Department of Pathology, Brigham and Women's Hospital and Harvard Medical School, Boston, MA, USA.
Department of Pathology, Yale School of Medicine, New Haven, CT, USA.
Mod Pathol. 2021 Sep;34(9):1696-1703. doi: 10.1038/s41379-021-00822-w. Epub 2021 May 16.
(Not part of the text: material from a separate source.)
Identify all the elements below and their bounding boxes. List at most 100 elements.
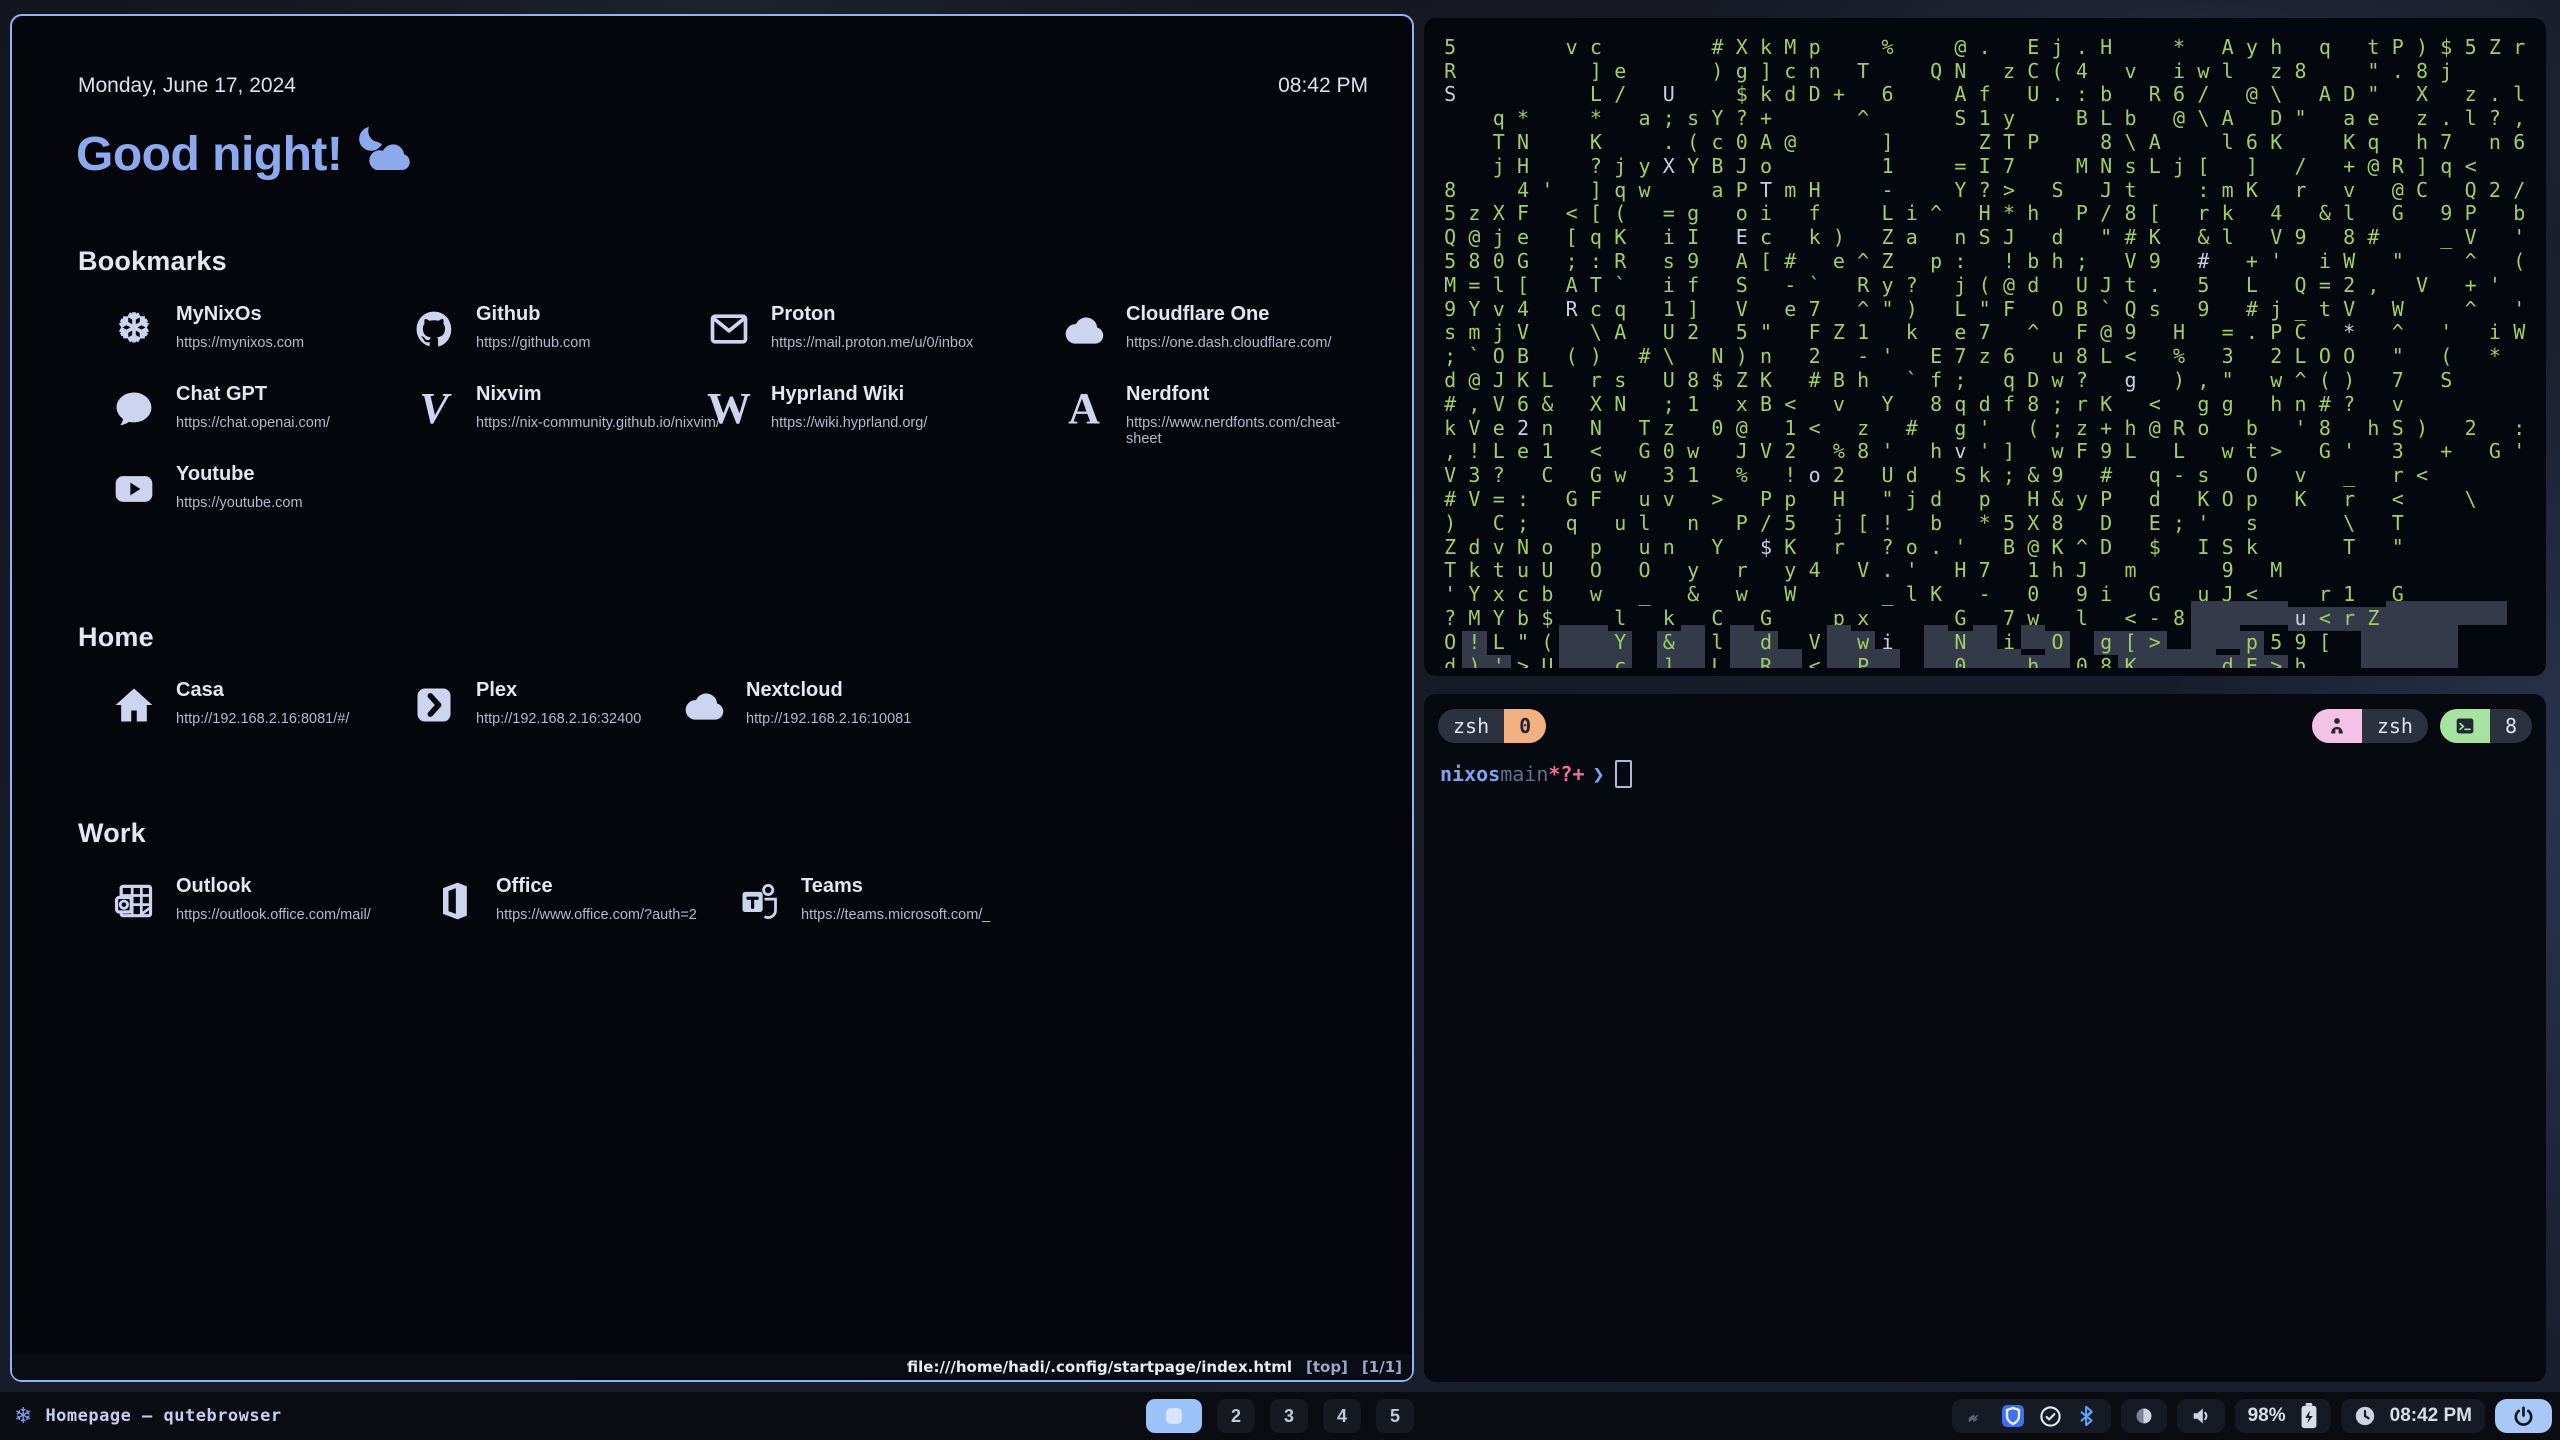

Calcifying nested stromal-epithelial tumor (CNSET) is a rare hepatic tumor that occurs in children and young adults. With <40 cases in the literature, the mechanism for tumorigenesis and the biological behavior of CNSET remain uncertain. Here, we studied the clinicopathologic and molecular genetic features of eight CNSETs. Six patients (75%) were female, and the median age at presentation was 22.5 years (range 14-34 years). The median tumor size was 14 cm (range 2.7-18 cm). All tumors had fibrous stroma that contained organoid nests of epithelioid to spindled tumor cells with moderate amounts of palely eosinophilic cytoplasm and ovoid, vesicular nuclei. Five tumors showed calcifications, and one showed lymphovascular invasion. Necrosis was absent in all. Immunohistochemistry demonstrated nuclear β-catenin expression in five of five tested tumors and focal to diffuse nuclear WT-1 positivity in five of seven. Hepatocellular markers (HepPar-1, arginase-1, and albumin in situ hybridization) and neuroendocrine markers (synaptophysin, chromogranin, and INSM1) were uniformly negative. Next-generation sequencing demonstrated CTNNB1 alterations in all seven sequenced tumors. Sanger sequencing demonstrated TERT promoter mutations in all six sequenced tumors. Clinical follow-up was available for seven patients (median duration 4.4 years; range 1.2-6.2 years): four (57%) developed metastatic disease; all four developed lung metastases; and two also had abdominal metastases. All four patients with metastatic disease also had persistent or recurrent liver tumors. Three patients with metastases were alive with disease at the most recent follow-up and one died of disease. The other three patients with available follow-up did not develop metastasis or recurrence. One tumor treated with neoadjuvant chemotherapy showed no response, and another showed 90% tumor fibrosis; the latter patient remained disease-free at 6.2 years of follow-up. Our series demonstrates the presence of TERT promoter mutations and CTNNB1 alterations in all sequenced tumors and suggests that CNSET might perhaps be more aggressive than previously reported.
钙化性巢状间质-上皮性肿瘤(CNSET)是一种罕见的肝脏肿瘤,发生于儿童和年轻成人。文献中报道的病例数<40 例,其发病机制和生物学行为尚不确定。在此,我们研究了 8 例 CNSET 的临床病理和分子遗传学特征。6 例患者(75%)为女性,发病时的中位年龄为 22.5 岁(范围 14-34 岁)。肿瘤的中位大小为 14cm(范围 2.7-18cm)。所有肿瘤均有纤维基质,其中包含上皮样至梭形肿瘤细胞的类器官巢,胞质呈中度嗜酸性,细胞核呈卵圆形或泡状。5 例肿瘤有钙化,1 例有血管淋巴管侵犯。所有肿瘤均未见坏死。免疫组化显示,5 例中有 5 例检测到核β-连环蛋白表达,7 例中有 5 例检测到 WT-1 核弥漫至灶状阳性。肝细胞标志物(HepPar-1、精氨酸酶-1 和白蛋白原位杂交)和神经内分泌标志物(突触素、嗜铬粒蛋白和 INSM1)均为阴性。下一代测序显示 7 例测序肿瘤均存在 CTNNB1 改变。Sanger 测序显示 6 例测序肿瘤均存在 TERT 启动子突变。7 例患者可获得临床随访(中位随访时间 4.4 年;范围 1.2-6.2 年):4 例(57%)发生转移性疾病;所有 4 例均发生肺转移,其中 2 例还有腹部转移。所有 4 例发生转移的患者其肝内肿瘤仍持续存在或复发。3 例有转移的患者在最近的随访中仍患有疾病,1 例死于疾病。另外 3 例可获得随访的患者未发生转移或复发。1 例接受新辅助化疗的肿瘤未见反应,另 1 例肿瘤纤维化达 90%;后者患者在 6.2 年的随访中仍无疾病。我们的研究表明,所有测序肿瘤均存在 TERT 启动子突变和 CTNNB1 改变,提示 CNSET 可能比之前报道的更具侵袭性。